In 2008, Arizona passed a law requiring loan officers to be licensed by next summer and undergo criminal background checks. A new federal law requires loan officers to be listed in a national registry that will help stop the industry’s worst offenders from moving between states and setting up new operations.

During the boom, there were almost 18,000 loan officers in Arizona. Mortgage brokers – the people who find lenders or investors to fund loans – needed a license to operate in Arizona. Loan officers did not. All that it took to become a loan officer was a phone and a relationship to a broker or lender.
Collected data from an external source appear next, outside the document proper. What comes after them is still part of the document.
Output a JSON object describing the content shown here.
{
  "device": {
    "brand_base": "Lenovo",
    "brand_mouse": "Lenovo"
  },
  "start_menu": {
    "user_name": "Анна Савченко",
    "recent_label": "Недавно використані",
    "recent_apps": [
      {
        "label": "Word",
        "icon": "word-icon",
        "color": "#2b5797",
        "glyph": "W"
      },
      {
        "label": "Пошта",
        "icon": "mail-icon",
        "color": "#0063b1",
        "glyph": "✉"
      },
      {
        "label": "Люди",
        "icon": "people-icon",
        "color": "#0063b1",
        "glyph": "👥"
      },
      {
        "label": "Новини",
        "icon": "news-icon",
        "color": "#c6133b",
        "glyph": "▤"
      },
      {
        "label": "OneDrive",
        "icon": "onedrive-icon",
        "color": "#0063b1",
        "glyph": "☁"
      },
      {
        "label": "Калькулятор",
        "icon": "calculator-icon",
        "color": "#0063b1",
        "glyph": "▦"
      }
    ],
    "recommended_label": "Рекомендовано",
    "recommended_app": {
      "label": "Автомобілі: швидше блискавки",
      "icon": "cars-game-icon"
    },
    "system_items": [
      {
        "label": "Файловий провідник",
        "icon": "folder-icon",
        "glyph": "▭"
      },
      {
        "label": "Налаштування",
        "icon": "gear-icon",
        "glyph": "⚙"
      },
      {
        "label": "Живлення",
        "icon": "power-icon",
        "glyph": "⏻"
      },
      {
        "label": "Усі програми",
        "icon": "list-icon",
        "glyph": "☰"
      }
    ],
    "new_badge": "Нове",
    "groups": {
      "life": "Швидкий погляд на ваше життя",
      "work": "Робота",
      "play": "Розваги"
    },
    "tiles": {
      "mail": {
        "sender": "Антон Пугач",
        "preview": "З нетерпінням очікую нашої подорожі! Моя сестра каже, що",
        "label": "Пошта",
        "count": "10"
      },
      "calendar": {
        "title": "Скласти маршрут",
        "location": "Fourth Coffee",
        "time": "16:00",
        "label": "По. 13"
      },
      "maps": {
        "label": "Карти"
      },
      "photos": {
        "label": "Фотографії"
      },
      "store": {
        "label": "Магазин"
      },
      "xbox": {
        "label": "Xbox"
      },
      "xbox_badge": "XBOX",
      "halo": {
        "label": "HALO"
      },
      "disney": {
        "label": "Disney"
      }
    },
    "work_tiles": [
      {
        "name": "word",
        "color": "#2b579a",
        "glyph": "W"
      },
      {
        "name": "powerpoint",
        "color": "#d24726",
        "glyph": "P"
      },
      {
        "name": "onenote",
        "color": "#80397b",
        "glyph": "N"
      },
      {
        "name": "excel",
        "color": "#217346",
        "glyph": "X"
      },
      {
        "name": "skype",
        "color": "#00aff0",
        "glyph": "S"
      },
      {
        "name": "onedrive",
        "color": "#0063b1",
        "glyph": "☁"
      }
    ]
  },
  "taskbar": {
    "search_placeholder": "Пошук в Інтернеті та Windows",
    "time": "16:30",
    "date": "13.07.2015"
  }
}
With little regulatory oversight, loan officers had access to borrowers’ personal and financial information and made their money based on the size of the loans they sold.

Most of the illegal or unethical mortgage deals made during the housing boom involved loan officers. Regulators often found themselves dealing with cases that involved loan officers who deceived customers, lenders and even the mortgage brokers who hired them.

There are many ethical and knowledgeable loan officers in Arizona. But during the boom it was hard for the industry’s honest loan officers to compete against unscrupulous players promising mortgages and rates too good to be true.

“During the boom years, there were too many bad players out there taking advantage of borrowers,” said Felecia Rotellini, who for five years served as superintendent of the Arizona Department of Financial Institutions, the state agency regulating the mortgage industry. “If there would have been licensing during the boom, Arizona wouldn’t have as many foreclosures and the housing market would be in much better shape.”